DVT Prophylaxis Guidelines in Malignancy
All hospitalized cancer patients with acute medical illness or reduced mobility should receive pharmacologic thromboprophylaxis in the absence of bleeding or other contraindications, while high-risk outpatients with cancer (Khorana score ≥2) may be offered thromboprophylaxis with apixaban, rivaroxaban, or LMWH. 1
Hospitalized Cancer Patients
Recommendations:
- Hospitalized patients with active malignancy and acute medical illness or reduced mobility: Pharmacologic thromboprophylaxis strongly recommended 1
- Hospitalized patients with active malignancy without additional risk factors: May be offered pharmacologic thromboprophylaxis 1
- Patients admitted for minor procedures or chemotherapy infusion: Routine prophylaxis NOT recommended 1
- Patients undergoing stem-cell/bone marrow transplantation: Routine prophylaxis NOT recommended 1
Preferred Agents:
- Low molecular weight heparin (LMWH)
- Unfractionated heparin (UFH)
- Fondaparinux (if other options unavailable)

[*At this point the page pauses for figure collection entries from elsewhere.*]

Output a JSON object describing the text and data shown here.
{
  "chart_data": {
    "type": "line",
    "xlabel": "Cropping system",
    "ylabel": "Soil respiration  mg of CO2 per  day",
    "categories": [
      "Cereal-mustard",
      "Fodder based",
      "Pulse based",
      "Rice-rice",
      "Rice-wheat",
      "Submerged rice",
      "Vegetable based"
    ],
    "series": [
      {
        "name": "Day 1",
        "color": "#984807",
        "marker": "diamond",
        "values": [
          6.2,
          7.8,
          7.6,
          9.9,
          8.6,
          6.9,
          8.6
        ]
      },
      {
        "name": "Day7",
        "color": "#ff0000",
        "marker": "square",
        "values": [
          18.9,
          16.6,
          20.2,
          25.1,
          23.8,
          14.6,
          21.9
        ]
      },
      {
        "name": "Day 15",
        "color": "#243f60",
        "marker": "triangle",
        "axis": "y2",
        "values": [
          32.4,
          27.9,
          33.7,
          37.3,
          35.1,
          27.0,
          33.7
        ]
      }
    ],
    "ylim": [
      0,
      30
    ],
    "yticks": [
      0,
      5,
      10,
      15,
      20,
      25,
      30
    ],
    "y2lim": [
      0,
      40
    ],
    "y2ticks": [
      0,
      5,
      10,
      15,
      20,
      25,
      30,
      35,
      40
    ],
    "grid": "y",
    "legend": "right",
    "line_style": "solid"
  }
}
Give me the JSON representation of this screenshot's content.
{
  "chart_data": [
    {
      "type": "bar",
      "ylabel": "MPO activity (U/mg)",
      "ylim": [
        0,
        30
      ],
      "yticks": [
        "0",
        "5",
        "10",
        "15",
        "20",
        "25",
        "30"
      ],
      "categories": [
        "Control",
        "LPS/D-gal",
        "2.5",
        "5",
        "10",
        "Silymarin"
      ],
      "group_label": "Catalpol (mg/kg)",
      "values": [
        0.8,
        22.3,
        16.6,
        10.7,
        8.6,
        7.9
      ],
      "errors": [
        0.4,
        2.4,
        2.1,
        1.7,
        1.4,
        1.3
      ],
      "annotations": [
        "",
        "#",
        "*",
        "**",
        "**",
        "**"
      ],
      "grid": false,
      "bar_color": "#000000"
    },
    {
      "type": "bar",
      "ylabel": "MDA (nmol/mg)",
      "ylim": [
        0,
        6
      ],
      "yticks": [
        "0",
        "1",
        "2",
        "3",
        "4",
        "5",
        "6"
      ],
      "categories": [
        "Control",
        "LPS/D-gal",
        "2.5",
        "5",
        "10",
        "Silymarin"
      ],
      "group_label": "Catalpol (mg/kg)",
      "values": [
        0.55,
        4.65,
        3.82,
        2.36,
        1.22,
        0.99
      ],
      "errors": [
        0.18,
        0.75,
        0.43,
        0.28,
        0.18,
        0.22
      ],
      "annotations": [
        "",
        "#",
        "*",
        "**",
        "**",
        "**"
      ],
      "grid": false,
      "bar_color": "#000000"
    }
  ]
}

Ambulatory Cancer Patients
Recommendations:
- All outpatients with cancer: Routine pharmacologic thromboprophylaxis NOT recommended 1
- High-risk outpatients (Khorana score ≥2) starting systemic chemotherapy: May be offered thromboprophylaxis with apixaban, rivaroxaban, or LMWH if no significant bleeding risk or drug interactions 1
- Multiple myeloma patients receiving thalidomide/lenalidomide with chemotherapy/dexamethasone: Should receive prophylaxis 1, 2
- Lower-risk patients: Aspirin or LMWH
- Higher-risk patients: LMWH
Cancer Surgery Patients
Recommendations:
- All patients undergoing major cancer surgery: Should receive pharmacologic thromboprophylaxis 1
- Timing: Start preoperatively 1
- Duration: Continue for at least 7-10 days postoperatively 1
- Extended prophylaxis: For up to 4 weeks postoperatively in patients undergoing major open or laparoscopic abdominal/pelvic surgery with high-risk features (restricted mobility, obesity, history of VTE) 1
Preferred Agents:
- LMWH (preferred) 1
- UFH 1
- Consider rivaroxaban or apixaban after initial period of LMWH/UFH (weaker evidence) 1
Mechanical Methods:
- May be added to pharmacologic prophylaxis but should NOT be used as monotherapy unless pharmacologic methods are contraindicated 1
- Combined regimen (pharmacologic + mechanical) may improve efficacy in highest-risk patients 1
Risk Assessment
Cancer patients should be periodically assessed for VTE risk, particularly considering:
- Cancer type (highest risk: brain, pancreas, GI tract, ovary, kidney, bladder, lung, hematologic) 2
- Metastatic disease 2
- Immobilization 2
- Recent major surgery 1
- Prior history of VTE 1
- Obesity 1
Special Considerations
Contraindications to Pharmacologic Prophylaxis:
- Active bleeding
- High bleeding risk
- Severe thrombocytopenia (platelet count <50,000/μL) 2
- Recent neurosurgery
Patient Education:
Implementation Pitfalls
- Failure to assess VTE risk: Systematic risk assessment should be performed for all cancer patients
- Underutilization in eligible patients: Despite clear guidelines, prophylaxis is often underutilized in hospitalized cancer patients
- Overutilization in low-risk settings: Avoid routine prophylaxis in patients admitted only for minor procedures or chemotherapy infusion
- Inadequate duration: Ensure proper duration, especially extended prophylaxis after major abdominal/pelvic surgery
- Relying solely on mechanical methods: These should generally supplement, not replace, pharmacologic prophylaxis
- Overlooking drug interactions: Particularly important when considering oral anticoagulants in patients on chemotherapy
The most recent ASCO guidelines (2023) provide the strongest evidence for these recommendations, emphasizing the importance of appropriate thromboprophylaxis to reduce morbidity and mortality in cancer patients at risk for VTE.